According to a study, published in Experimental & Molecular Medicine, the neuronally expressed developmentally downregulated 4 (NEDD4) gene has been implicated with tumor growth in various cancers. To determine if this association is present in bladder cancer, Minghuan Mao, and colleagues examined the NEDD-4 mediated Kruppel-like factor 8/microRNA-132/nuclear factor E2-related factor 2 (KLF8/miR-132/NRF2) axis, and found correlations between NEDD4 and cancer development.
The study’s authors suggested that NEDD4 could be a “potential therapeutic target against tumor recurrence and metastasis” in patients with bladder cancer.

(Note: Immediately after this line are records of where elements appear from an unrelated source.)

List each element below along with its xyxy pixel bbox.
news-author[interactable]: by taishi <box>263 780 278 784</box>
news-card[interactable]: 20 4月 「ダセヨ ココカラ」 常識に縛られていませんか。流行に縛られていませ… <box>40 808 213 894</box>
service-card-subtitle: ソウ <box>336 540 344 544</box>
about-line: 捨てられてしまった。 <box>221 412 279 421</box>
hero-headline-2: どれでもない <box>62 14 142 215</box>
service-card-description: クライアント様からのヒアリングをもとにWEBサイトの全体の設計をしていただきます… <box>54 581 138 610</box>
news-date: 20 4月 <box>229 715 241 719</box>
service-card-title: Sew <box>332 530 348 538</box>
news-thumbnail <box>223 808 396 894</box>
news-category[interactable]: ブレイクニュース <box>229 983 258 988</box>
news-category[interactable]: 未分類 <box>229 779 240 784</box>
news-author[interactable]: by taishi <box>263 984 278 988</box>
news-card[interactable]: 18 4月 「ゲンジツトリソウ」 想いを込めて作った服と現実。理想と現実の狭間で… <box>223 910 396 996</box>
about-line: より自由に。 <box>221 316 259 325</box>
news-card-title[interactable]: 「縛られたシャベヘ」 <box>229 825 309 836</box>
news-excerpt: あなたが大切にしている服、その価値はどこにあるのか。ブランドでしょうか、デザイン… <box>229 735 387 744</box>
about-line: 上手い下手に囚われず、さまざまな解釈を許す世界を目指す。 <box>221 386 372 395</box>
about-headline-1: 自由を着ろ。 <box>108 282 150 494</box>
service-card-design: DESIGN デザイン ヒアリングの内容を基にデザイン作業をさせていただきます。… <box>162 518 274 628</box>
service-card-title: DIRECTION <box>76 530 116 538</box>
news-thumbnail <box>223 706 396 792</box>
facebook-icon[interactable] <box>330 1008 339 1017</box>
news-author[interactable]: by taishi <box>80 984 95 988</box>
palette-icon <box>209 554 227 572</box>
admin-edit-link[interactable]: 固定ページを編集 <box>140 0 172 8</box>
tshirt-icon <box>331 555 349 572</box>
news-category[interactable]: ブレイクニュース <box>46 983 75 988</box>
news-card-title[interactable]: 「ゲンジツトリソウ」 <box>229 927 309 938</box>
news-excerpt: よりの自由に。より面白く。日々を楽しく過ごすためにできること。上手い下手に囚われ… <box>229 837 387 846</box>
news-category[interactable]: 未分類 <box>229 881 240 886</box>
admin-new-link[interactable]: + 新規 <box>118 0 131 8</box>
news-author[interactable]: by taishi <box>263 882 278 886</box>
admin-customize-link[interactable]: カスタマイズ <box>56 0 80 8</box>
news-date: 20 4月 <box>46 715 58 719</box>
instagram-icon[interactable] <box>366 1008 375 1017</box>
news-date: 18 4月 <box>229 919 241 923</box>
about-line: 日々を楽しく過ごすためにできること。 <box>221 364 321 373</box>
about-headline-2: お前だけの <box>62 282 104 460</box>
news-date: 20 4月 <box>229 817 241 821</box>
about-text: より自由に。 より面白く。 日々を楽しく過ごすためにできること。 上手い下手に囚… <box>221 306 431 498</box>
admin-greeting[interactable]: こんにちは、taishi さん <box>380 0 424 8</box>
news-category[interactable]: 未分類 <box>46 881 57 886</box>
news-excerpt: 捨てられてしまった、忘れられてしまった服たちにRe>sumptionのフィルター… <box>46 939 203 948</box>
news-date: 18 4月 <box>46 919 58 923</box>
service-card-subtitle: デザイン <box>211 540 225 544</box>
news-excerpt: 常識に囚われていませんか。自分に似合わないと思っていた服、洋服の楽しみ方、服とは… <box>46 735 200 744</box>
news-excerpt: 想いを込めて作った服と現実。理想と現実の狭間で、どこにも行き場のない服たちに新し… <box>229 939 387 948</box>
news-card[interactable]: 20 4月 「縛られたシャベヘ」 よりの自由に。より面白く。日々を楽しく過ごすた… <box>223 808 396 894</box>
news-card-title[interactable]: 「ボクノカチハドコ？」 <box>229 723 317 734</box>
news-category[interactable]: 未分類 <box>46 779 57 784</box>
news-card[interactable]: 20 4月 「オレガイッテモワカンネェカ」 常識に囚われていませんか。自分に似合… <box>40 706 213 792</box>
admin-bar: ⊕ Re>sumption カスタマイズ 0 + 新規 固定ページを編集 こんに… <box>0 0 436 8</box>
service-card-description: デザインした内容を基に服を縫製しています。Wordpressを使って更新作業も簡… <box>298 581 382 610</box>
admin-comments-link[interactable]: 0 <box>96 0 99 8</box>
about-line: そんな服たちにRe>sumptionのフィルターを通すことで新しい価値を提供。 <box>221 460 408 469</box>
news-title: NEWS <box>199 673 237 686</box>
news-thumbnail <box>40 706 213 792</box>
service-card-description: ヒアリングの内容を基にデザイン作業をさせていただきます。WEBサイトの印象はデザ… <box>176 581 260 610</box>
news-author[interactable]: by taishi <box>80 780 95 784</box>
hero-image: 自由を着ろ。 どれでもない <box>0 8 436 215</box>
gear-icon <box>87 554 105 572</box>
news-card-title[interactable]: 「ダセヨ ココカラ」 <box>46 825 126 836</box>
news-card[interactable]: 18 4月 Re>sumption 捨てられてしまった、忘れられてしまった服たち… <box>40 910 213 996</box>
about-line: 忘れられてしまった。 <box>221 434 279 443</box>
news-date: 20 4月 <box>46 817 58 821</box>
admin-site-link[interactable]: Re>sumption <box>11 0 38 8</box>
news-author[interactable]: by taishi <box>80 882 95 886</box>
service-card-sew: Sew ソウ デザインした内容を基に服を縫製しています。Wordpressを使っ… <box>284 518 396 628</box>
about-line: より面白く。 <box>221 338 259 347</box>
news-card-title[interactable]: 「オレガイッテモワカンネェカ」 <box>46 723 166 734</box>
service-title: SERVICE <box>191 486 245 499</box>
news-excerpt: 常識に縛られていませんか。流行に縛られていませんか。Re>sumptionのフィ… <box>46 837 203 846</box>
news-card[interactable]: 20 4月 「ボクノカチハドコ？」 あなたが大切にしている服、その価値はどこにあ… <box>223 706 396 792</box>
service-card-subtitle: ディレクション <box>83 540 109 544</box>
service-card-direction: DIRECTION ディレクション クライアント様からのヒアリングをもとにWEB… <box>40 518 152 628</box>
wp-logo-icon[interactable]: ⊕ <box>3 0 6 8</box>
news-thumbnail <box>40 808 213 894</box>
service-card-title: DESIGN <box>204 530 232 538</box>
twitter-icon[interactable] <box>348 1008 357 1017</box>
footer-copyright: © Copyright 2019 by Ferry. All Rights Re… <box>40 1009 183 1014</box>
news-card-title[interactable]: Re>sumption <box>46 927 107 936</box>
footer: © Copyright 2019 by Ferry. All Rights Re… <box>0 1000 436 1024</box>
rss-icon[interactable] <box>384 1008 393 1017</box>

The trial included a total of 45 patients who underwent resection surgeries at the Fourth Affiliated Hospital of China Medical University. Tumor samples were taken after excision, and nonfunctional normal bladder tissue samples were taken during surgery to serve as controls.
According to the article, NEDD4 and KLF8 were overexpressed in bladder cancer tissue samples, and were both associated with poorer survival rates in patients. In cancer cells, the authors observed that NEDD4 “intensified the stability and transcriptional activity of KLF8 through ubiquitination to augment cell viability and migratory ability.” They assessed that NEDD4 promoted binding of KLF8 to the miR-132 promoter region and inhibited miR-132 expression, while KLF8 inhibited the expression of miR-132 to augment bladder cancer cells. Furthermore, miR-132 was seen to downregulate the expression of NRF2 and thereby restrict the viability and migratory ability of cancer cells.
Ultimately, the authors concluded that their in vivo results verified the role of NEDD4 in regulating the KLF8/miR-132/NRF2 axis by accelerating tumor growth and lung metastasis. Their study furthered the understanding of NEDD4’s association with development of tumors, and may indicate treatment targets for patients with bladder cancer.